During a debate on the topic, held in London on 27 March by industry body CREFC Europe, one panellist estimated there was up to €2 billion of outstanding European loan-on-loan debt. This is finance provided by one lender, usually a bank, and secured by pools of loans written by another lender, usually not a bank.

This sort of activity has been taking place in the US since the early 1990s, when some banks retrenched from real estate lending. This created opportunities for debt fund managers to grow their market share, financed in some cases by the banks. During last week’s debate, one panellist conservatively estimated that the US real estate loan-on-loan market stood at around $40 billion, but said the figure could in fact be far larger.

Scale aside, the very fact that bank lenders in Europe are capitalising alternative providers of property debt shows that attitudes to how real estate can most effectively be financed are evolving. It goes some way to support the oft-made argument that Europe’s commercial real estate debt market is gradually becoming more like that of the US, where liquidity comes from an array of lender types that often work in tandem.

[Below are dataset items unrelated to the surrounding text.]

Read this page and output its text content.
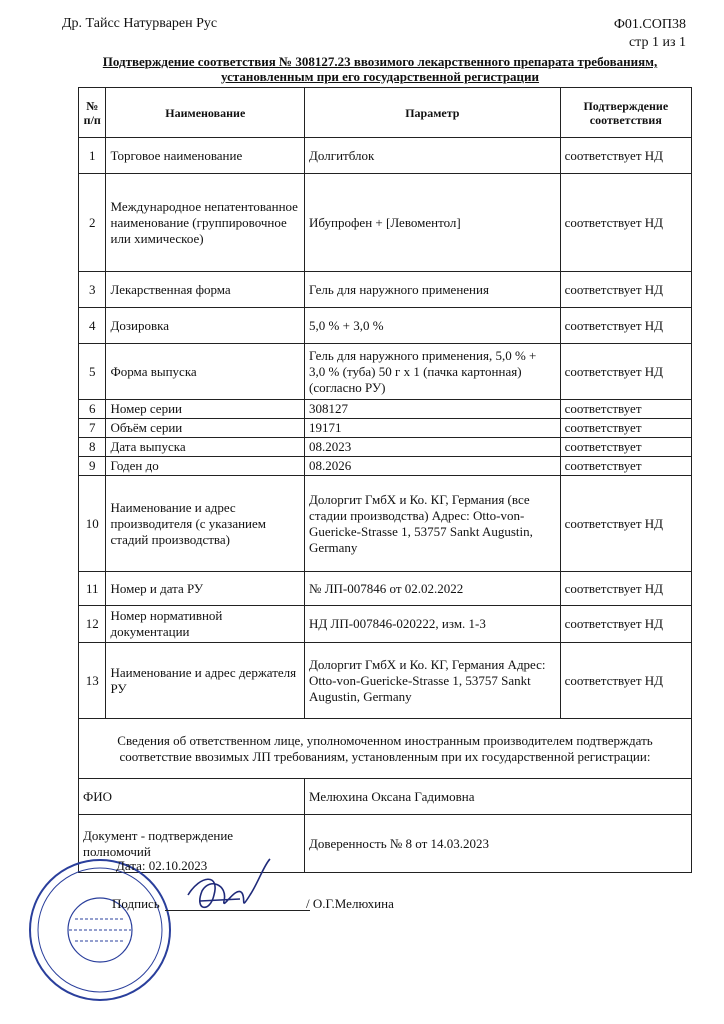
Др. Тайсс Натурварен Рус	Ф01.СОП38
стр 1 из 1
Подтверждение соответствия № 308127.23 ввозимого лекарственного препарата требованиям,
установленным при его государственной регистрации
№ п/п	Наименование	Параметр	Подтверждение соответствия
1	Торговое наименование	Долгитблок	соответствует НД
2	Международное непатентованное наименование (группировочное или химическое)	Ибупрофен + [Левоментол]	соответствует НД
3	Лекарственная форма	Гель для наружного применения	соответствует НД
4	Дозировка	5,0 % + 3,0 %	соответствует НД
5	Форма выпуска	Гель для наружного применения, 5,0 % + 3,0 % (туба) 50 г х 1 (пачка картонная) (согласно РУ)	соответствует НД
6	Номер серии	308127	соответствует
7	Объём серии	19171	соответствует
8	Дата выпуска	08.2023	соответствует
9	Годен до	08.2026	соответствует
10	Наименование и адрес производителя (с указанием стадий производства)	Долоргит ГмбХ и Ко. КГ, Германия (все стадии производства) Адрес: Otto-von-Guericke-Strasse 1, 53757 Sankt Augustin, Germany	соответствует НД
11	Номер и дата РУ	№ ЛП-007846 от 02.02.2022	соответствует НД
12	Номер нормативной документации	НД ЛП-007846-020222, изм. 1-3	соответствует НД
13	Наименование и адрес держателя РУ	Долоргит ГмбХ и Ко. КГ, Германия Адрес: Otto-von-Guericke-Strasse 1, 53757 Sankt Augustin, Germany	соответствует НД
Сведения об ответственном лице, уполномоченном иностранным производителем подтверждать соответствие ввозимых ЛП требованиям, установленным при их государственной регистрации:			
ФИО		Мелюхина Оксана Гадимовна	
Документ - подтверждение полномочий		Доверенность № 8 от 14.03.2023	
Дата: 02.10.2023
Подпись	/ О.Г.Мелюхина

A functioning loan-on-loan market would benefit European real estate. Banks could effectively expand their origination capabilities by backing teams of non-bank lending professionals. Banks would also gain exposure to parts of the real estate market they do not lend into themselves – be that property types or ticket sizes that do not fit with their direct lending appetites. By lending at a certain loan-to-value ratio against a loan portfolio that already reflects a sensible LTV, banks could also take comfort from the fact that their leverage point would fall well below the value of the underlying properties.

Such deals also help to foster relationships. As one banker on the panel noted, loan-on-loan transactions can generate vanilla margins, but they create credit partnerships between banks and private real estate investors.

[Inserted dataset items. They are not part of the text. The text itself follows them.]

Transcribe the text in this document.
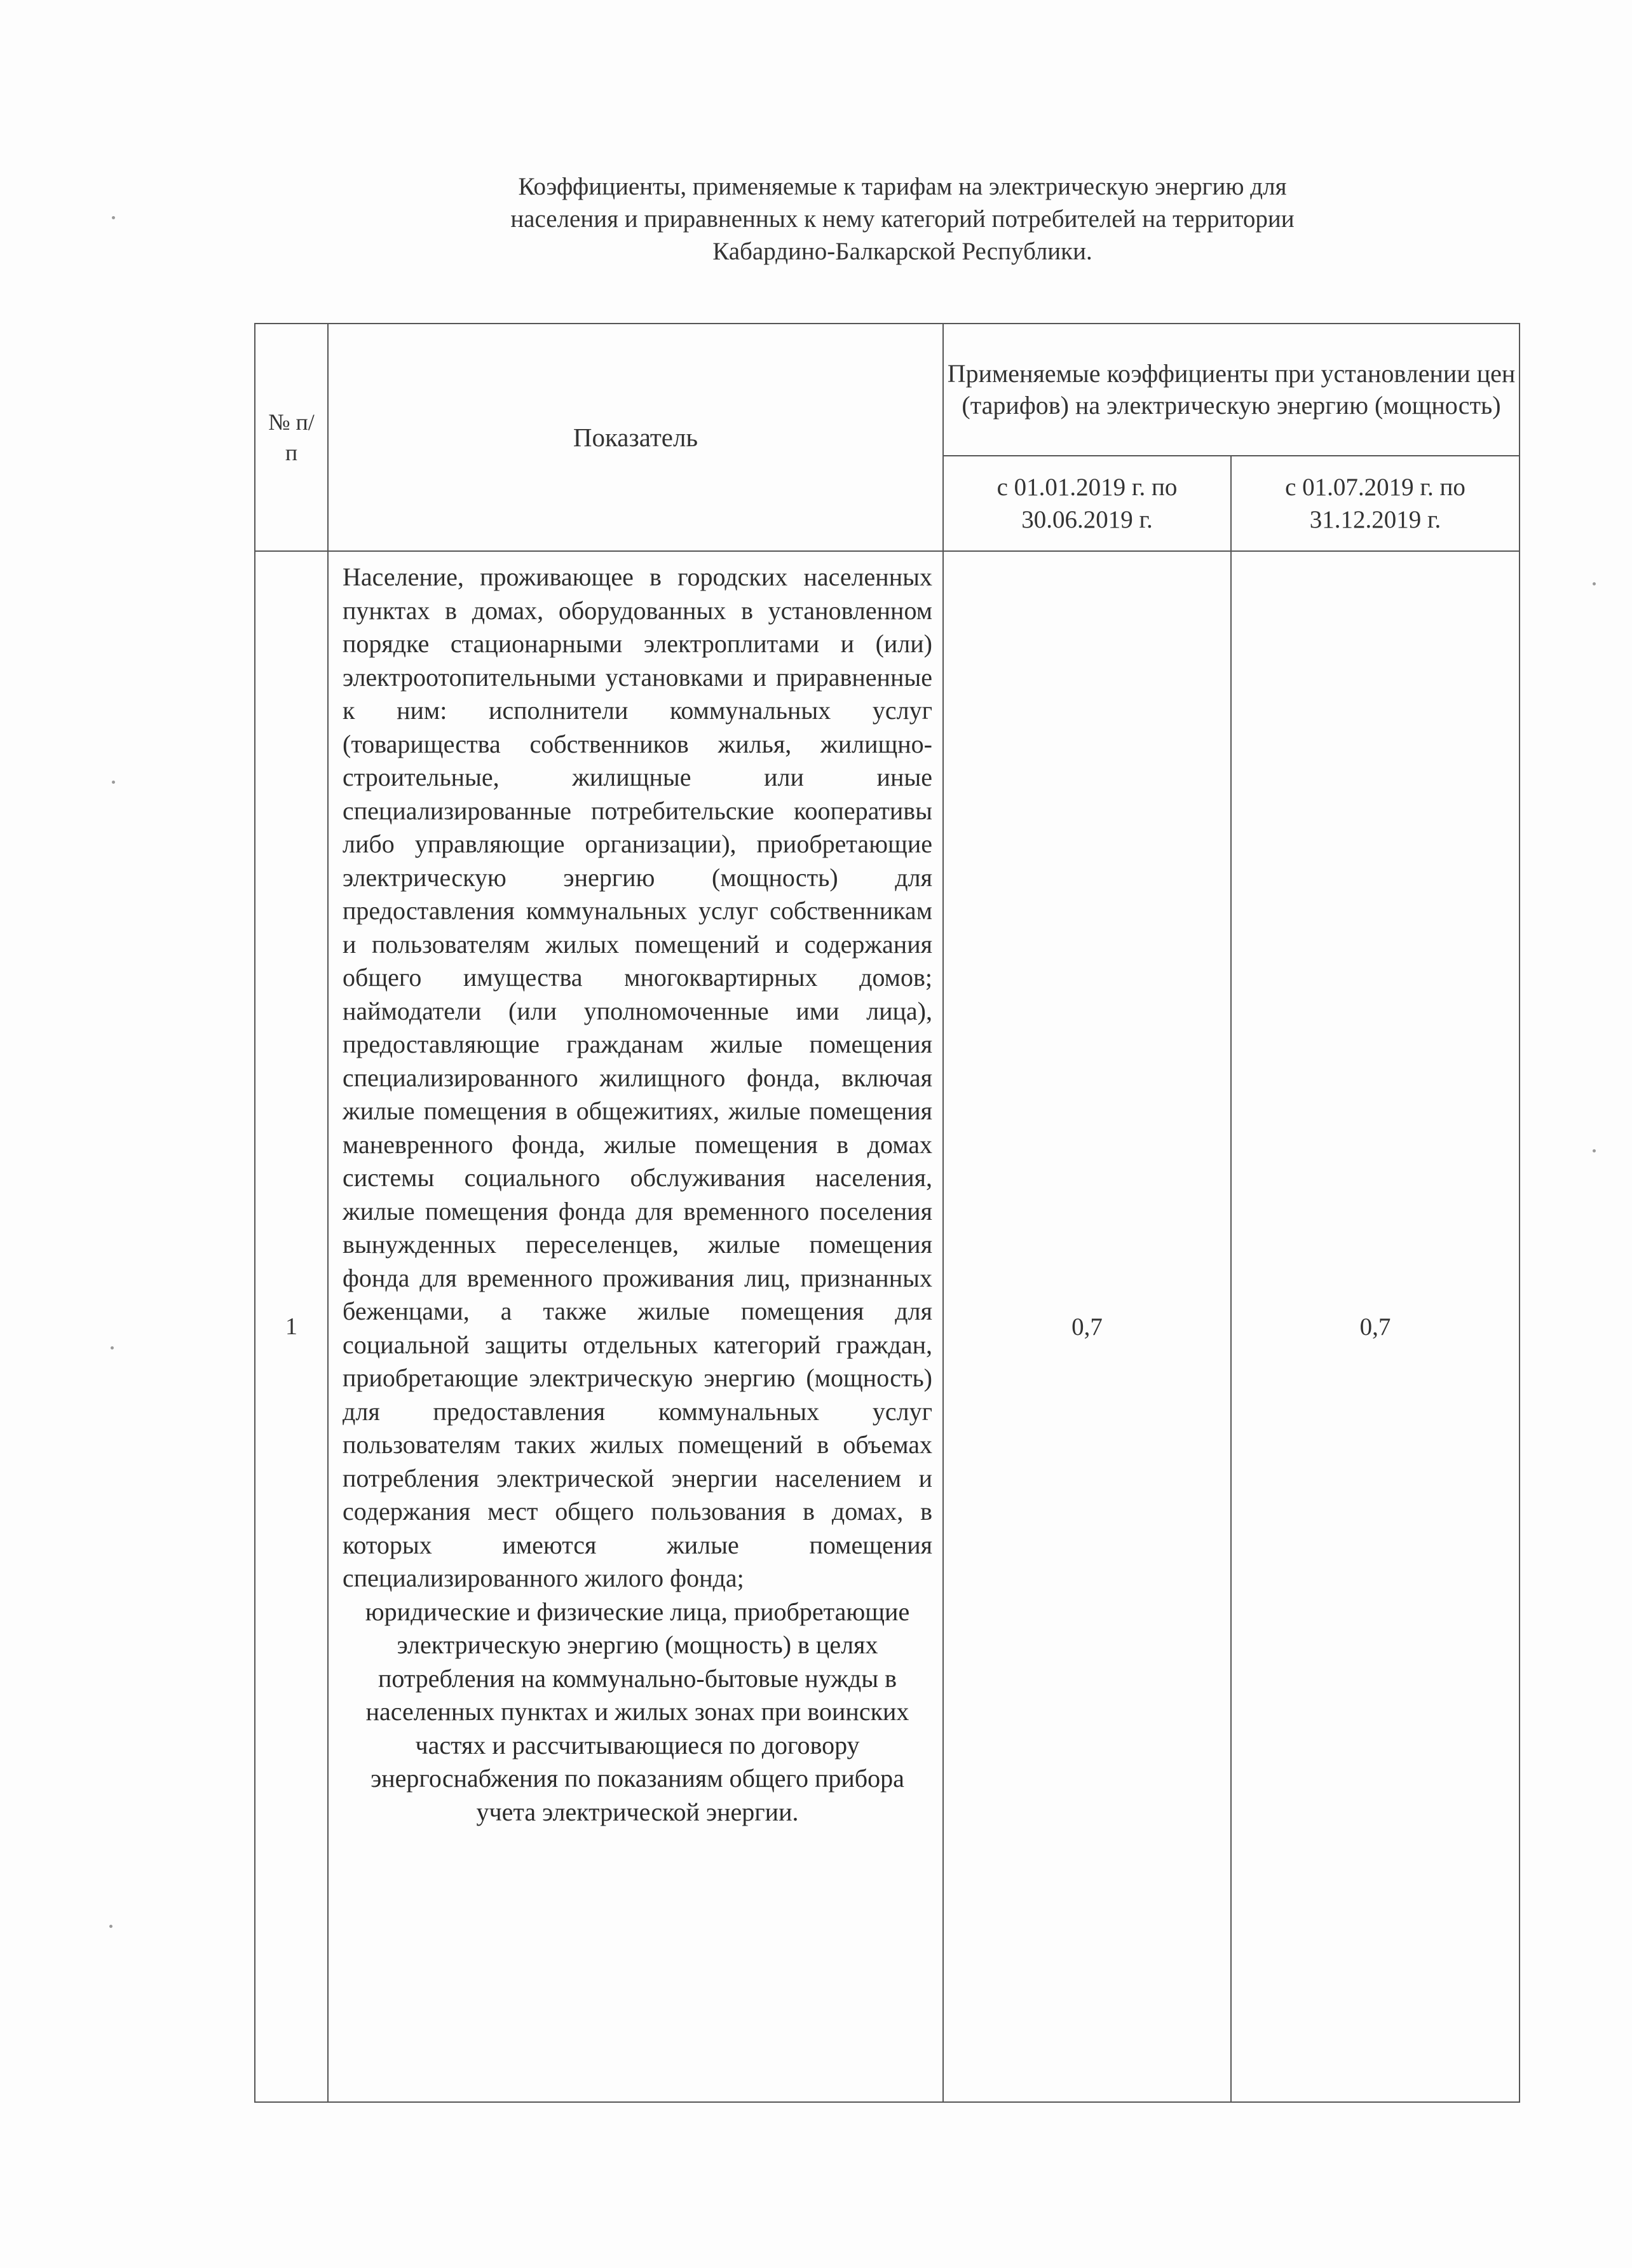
Коэффициенты, применяемые к тарифам на электрическую энергию для
населения и приравненных к нему категорий потребителей на территории
Кабардино-Балкарской Республики.
№ п/п	Показатель	Применяемые коэффициенты при установлении цен (тарифов) на электрическую энергию (мощность)	

		с 01.01.2019 г. по 30.06.2019 г.	с 01.07.2019 г. по 31.12.2019 г.

1	Население, проживающее в городских населенных пунктах в домах, оборудованных в установленном порядке стационарными электроплитами и (или) электроотопительными установками и приравненные к ним: исполнители коммунальных услуг (товарищества собственников жилья, жилищно-строительные, жилищные или иные специализированные потребительские кооперативы либо управляющие организации), приобретающие электрическую энергию (мощность) для предоставления коммунальных услуг собственникам и пользователям жилых помещений и содержания общего имущества многоквартирных домов; наймодатели (или уполномоченные ими лица), предоставляющие гражданам жилые помещения специализированного жилищного фонда, включая жилые помещения в общежитиях, жилые помещения маневренного фонда, жилые помещения в домах системы социального обслуживания населения, жилые помещения фонда для временного поселения вынужденных переселенцев, жилые помещения фонда для временного проживания лиц, признанных беженцами, а также жилые помещения для социальной защиты отдельных категорий граждан, приобретающие электрическую энергию (мощность) для предоставления коммунальных услуг пользователям таких жилых помещений в объемах потребления электрической энергии населением и содержания мест общего пользования в домах, в которых имеются жилые помещения специализированного жилого фонда;
юридические и физические лица, приобретающие электрическую энергию (мощность) в целях потребления на коммунально-бытовые нужды в населенных пунктах и жилых зонах при воинских частях и рассчитывающиеся по договору энергоснабжения по показаниям общего прибора учета электрической энергии.	0,7	0,7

For alternative lenders – the borrowers of the loan-on-loan world – such facilities can help them to upscale their lending businesses. As one alternative lender at the event put it, they provide a home for every loan originated, thus reducing the need to find syndication partners for each deal.

As alternative lenders’ market share in Europe grows, loan-on-loan activity there is likely to increase too. However, there is some way to go. The number of banks providing these loans in the US is far greater than in Europe, meaning non-bank lenders in the continent do not yet benefit from a truly competitive market. There are other considerations: in the US, the collateralised loan obligation market is an exit option for lenders of loan-on-loan facilities, but a European commercial real estate CLO market does not yet exist.

There is also a debate around the level of recourse a loan-on-loan lender ought to have over the borrower. Some point out that the higher level of discipline on loan covenants in Europe, when compared with those in the US, should provide comfort for those banks embarking on loan-on-loan lending programmes.

Although much of the loan-on-loan activity in Europe this decade has involved investment banks funding buyers of non-performing loan portfolios, the new crop of deals is about long-term funding for performing loans. Loan-on-loan lenders will need to conduct the same amount of due diligence as if they were lending directly against the underlying properties. Yet this market has the potential to support the further growth of Europe’s alternative lending industry, while keeping banks’ exposure to real estate lending limited.